The National Park Service then appealed the district court’s order to the 9th U.S. Circuit Court of Appeals. In September 2003, while this appeal was still in the 9th Circuit, Congress passed yet another law, this time instructing the Secretary of the Interior to transfer ownership of Sunrise Rock and a surrounding acre to the VFW. In exchange, Sandoz, who had erected the current cross, voluntarily gave the federal government approximately five acres of land that he owned near Sunrise Rock. The 2003 law also stated that if the VFW used the property as anything other than a memorial, the federal government would regain ownership of the land.

In June 2004, before the Secretary of the Interior completed the property transfer to the VFW, the 9th Circuit, in a unanimous opinion written by U.S. Circuit Judge Alex Kozinski, affirmed the district court’s ruling that the Park Service had to remove the cross because its display violated the Establishment Clause. The government did not seek the U.S. Supreme Court’s review of this ruling, a fact that would become highly relevant to the argument in Buono’s brief to the Supreme Court.

Despite the 9th Circuit’s ruling that the display violated the Establishment Clause, the National Park Service did not remove the cross but instead took steps toward transferring the property to the VFW, as required by the September 2003 congressional statute. Buono responded by filing a new lawsuit in the district court, this time to enforce the district court’s order to remove the cross as well as to prohibit the Park Service from transferring the land to the VFW.
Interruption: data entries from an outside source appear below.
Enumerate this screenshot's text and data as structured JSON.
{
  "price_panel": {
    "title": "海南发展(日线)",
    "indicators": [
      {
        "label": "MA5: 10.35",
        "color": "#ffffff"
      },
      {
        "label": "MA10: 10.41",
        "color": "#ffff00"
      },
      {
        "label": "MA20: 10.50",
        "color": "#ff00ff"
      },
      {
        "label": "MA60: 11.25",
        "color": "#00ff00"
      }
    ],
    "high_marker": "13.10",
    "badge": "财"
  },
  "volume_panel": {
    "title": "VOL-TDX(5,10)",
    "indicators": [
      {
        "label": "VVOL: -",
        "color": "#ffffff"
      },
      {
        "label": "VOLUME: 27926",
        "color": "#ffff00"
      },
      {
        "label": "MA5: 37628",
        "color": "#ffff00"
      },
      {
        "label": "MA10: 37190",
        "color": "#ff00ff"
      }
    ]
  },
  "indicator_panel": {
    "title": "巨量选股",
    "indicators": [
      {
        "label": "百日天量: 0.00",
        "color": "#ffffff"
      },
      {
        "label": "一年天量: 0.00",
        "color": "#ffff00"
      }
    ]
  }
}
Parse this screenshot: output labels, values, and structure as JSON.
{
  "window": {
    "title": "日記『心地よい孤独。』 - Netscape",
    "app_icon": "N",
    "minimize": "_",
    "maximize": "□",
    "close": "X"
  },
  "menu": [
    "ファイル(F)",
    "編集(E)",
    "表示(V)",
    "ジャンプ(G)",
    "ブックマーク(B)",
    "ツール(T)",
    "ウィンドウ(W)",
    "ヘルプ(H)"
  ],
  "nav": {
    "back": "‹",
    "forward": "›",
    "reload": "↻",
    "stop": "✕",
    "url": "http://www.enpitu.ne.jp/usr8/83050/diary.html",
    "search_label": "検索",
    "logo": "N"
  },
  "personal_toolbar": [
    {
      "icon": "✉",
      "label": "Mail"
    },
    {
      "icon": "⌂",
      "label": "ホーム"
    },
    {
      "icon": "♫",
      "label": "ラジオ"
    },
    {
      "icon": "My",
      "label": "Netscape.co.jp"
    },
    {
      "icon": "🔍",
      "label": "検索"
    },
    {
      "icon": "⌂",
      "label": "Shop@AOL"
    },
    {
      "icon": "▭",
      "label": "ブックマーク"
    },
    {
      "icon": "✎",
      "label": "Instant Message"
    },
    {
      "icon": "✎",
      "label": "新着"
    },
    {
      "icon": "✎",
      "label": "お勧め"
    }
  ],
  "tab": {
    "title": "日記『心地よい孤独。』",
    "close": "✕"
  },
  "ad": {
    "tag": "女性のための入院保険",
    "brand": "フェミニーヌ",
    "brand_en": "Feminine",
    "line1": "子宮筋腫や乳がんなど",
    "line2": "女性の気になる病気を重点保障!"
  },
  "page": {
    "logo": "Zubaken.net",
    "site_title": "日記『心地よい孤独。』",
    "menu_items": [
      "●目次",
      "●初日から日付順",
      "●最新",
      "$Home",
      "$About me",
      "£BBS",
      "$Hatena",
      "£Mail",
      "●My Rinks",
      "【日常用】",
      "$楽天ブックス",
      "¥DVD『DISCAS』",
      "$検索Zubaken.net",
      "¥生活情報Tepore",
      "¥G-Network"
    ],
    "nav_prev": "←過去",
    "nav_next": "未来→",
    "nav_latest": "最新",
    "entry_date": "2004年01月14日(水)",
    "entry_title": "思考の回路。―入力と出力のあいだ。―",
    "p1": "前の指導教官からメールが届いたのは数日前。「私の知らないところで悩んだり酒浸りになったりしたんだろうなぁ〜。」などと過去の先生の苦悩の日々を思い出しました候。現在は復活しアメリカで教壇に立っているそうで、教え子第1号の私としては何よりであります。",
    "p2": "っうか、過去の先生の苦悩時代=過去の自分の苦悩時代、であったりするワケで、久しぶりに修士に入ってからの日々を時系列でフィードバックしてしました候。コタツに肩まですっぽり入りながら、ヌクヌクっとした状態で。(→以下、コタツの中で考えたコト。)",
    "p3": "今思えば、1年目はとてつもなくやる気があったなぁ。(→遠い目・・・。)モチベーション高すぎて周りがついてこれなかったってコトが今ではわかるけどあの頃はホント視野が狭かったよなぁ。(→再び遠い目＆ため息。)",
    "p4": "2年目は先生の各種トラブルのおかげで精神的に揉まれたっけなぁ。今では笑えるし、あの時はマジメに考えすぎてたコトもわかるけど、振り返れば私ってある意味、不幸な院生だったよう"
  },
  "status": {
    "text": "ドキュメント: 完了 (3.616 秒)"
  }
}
The district court agreed with Buono and invalidated the property transfer as an illegal attempt to evade the court’s earlier order to remove the cross. The Park Service appealed the new ruling to the 9th Circuit, which in 2007 affirmed the district court’s judgment. The Park Service then appealed to the U.S. Supreme Court, and in February 2009, the high court agreed to hear the case. Because the Park Service is administered by the Department of the Interior and Ken Salazar is currently the Secretary of the Interior, the case now before the Supreme Court is called Salazar v. Buono.

What arguments does Salazar make in the government’s brief to the Supreme Court to explain why the National Park Service is not required to remove the cross?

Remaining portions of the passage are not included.